Might As Well Be Dead
22.8.2012 to 30.8.2012
The book was the first Rex Stout novel, featuring Nero Wolfe, I have read. I had heard a lot about the author, high recommendations, which were justified, as he was nominated for the greatest Mystery Writer of the Century, and his series the Best Mystery Series of The Century at Bouchercon 2000, the world's largest mystery convention.

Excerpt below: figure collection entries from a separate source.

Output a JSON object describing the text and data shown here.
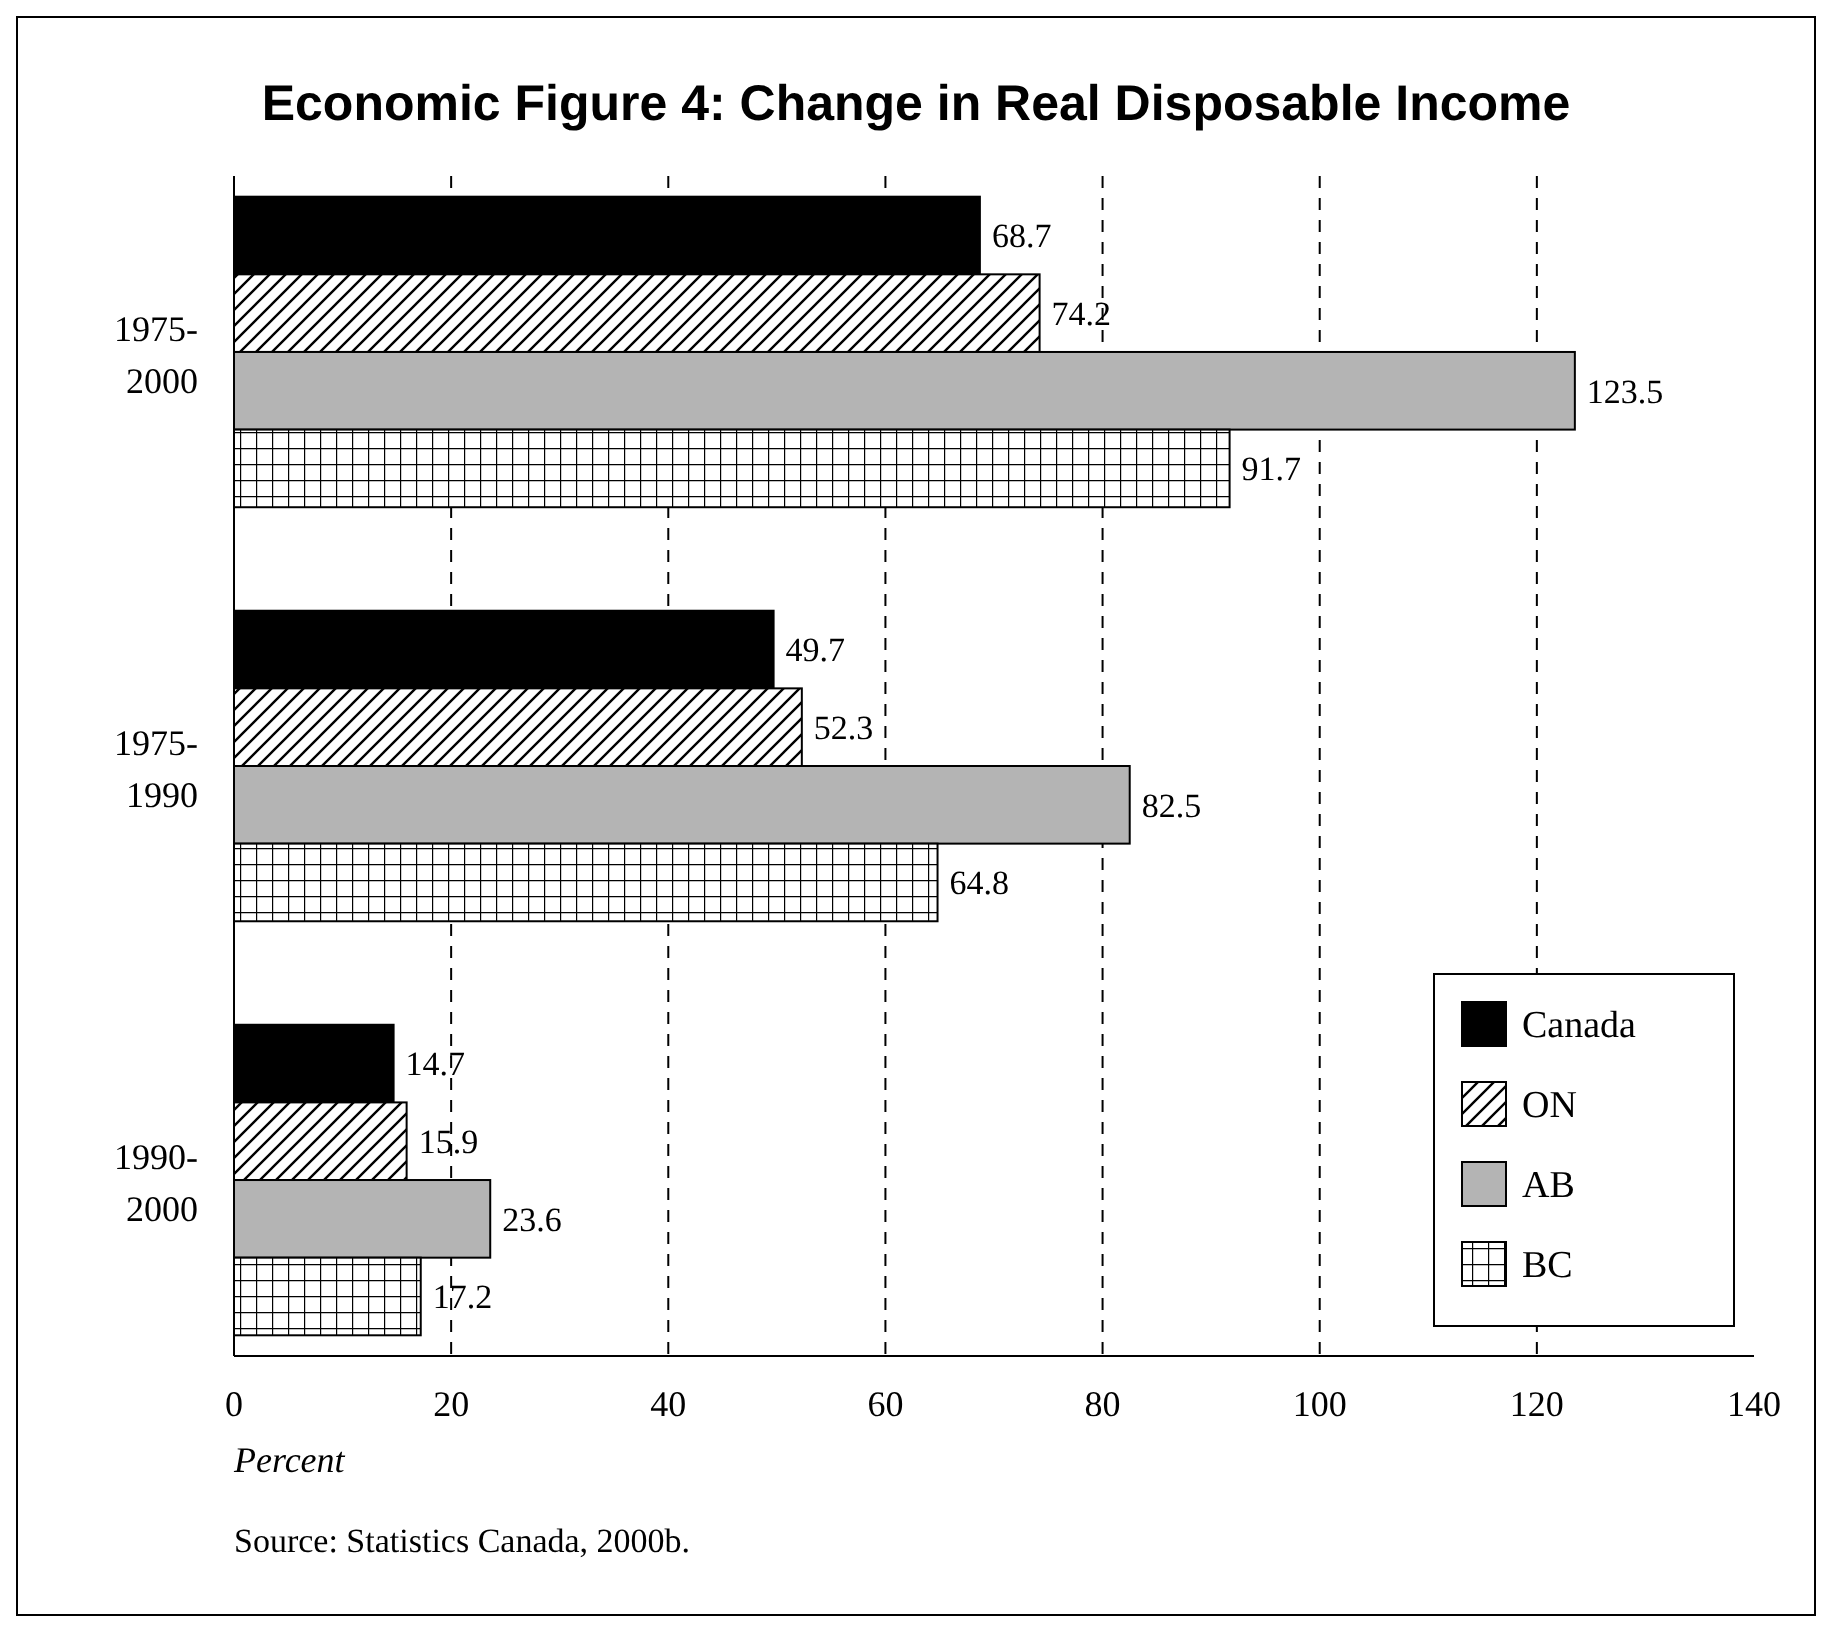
{
  "chart_data": {
    "type": "bar",
    "orientation": "horizontal",
    "title": "Economic Figure 4: Change in Real Disposable Income",
    "xlabel": "Percent",
    "categories": [
      "1975-2000",
      "1975-1990",
      "1990-2000"
    ],
    "series": [
      {
        "name": "Canada",
        "color": "#000000",
        "values": [
          68.7,
          49.7,
          14.7
        ]
      },
      {
        "name": "ON",
        "color": "#000000",
        "values": [
          74.2,
          52.3,
          15.9
        ]
      },
      {
        "name": "AB",
        "color": "#b4b4b4",
        "values": [
          123.5,
          82.5,
          23.6
        ]
      },
      {
        "name": "BC",
        "color": "#000000",
        "values": [
          91.7,
          64.8,
          17.2
        ]
      }
    ],
    "xlim": [
      0,
      140
    ],
    "xticks": [
      0,
      20,
      40,
      60,
      80,
      100,
      120,
      140
    ],
    "grid": "x",
    "line_style": "dashed",
    "legend": "bottom right",
    "data_labels": true,
    "annotations": [
      "Source: Statistics Canada, 2000b."
    ]
  }
}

The book starts when Wolfe gets a visit from James Herold asking him to find him his son, Paul Herold. The son was banished from his family and business when he was caught stealing money from his dad’s business. Now, on the behest of his mother, the dad wants his son back, and he has also unearthed evidences which points to the fact that may be Paul Herold was innocent of the embezzlement. So, Wolfe starts his search and finds himself in the midst of dead bodies, one of them belonging to a colleague of his.
The book was set in 1956, now I always felt that as a man in 2012, I was not comfortable with the language used in the book. Nowadays we have got accustomed to short paragraphs and shorter sentences, and here I was barged with half a page paragraphs, and mile long sentences. It was a daunting task, to keep the track of the plot. The language was muddling it up for me.
Even if I could have ignored the grammar, I was hit with the sheer abundance of characters. There were a lots of them, in this book, and with huge paragraphs, and more than one character appearing in one paragraph, things were bound to get muddled, and they did.
And, lastly the plot didn’t make any sense to me. Too much emphasis on pure coincidence, bordering on the impossible. A convict, who had his decision pending the very next day, after Wolfe is contacted by Herold Sr., turning out to be the person being searched for, is the epitome of coincidence.
Maybe, this was not the best of Stout’s work. A man doesn’t get nominated for Best Mystery Writer by writing this stuff. So, will be waiting for my next Rex Stout novel, to get in touch with a real masterpiece.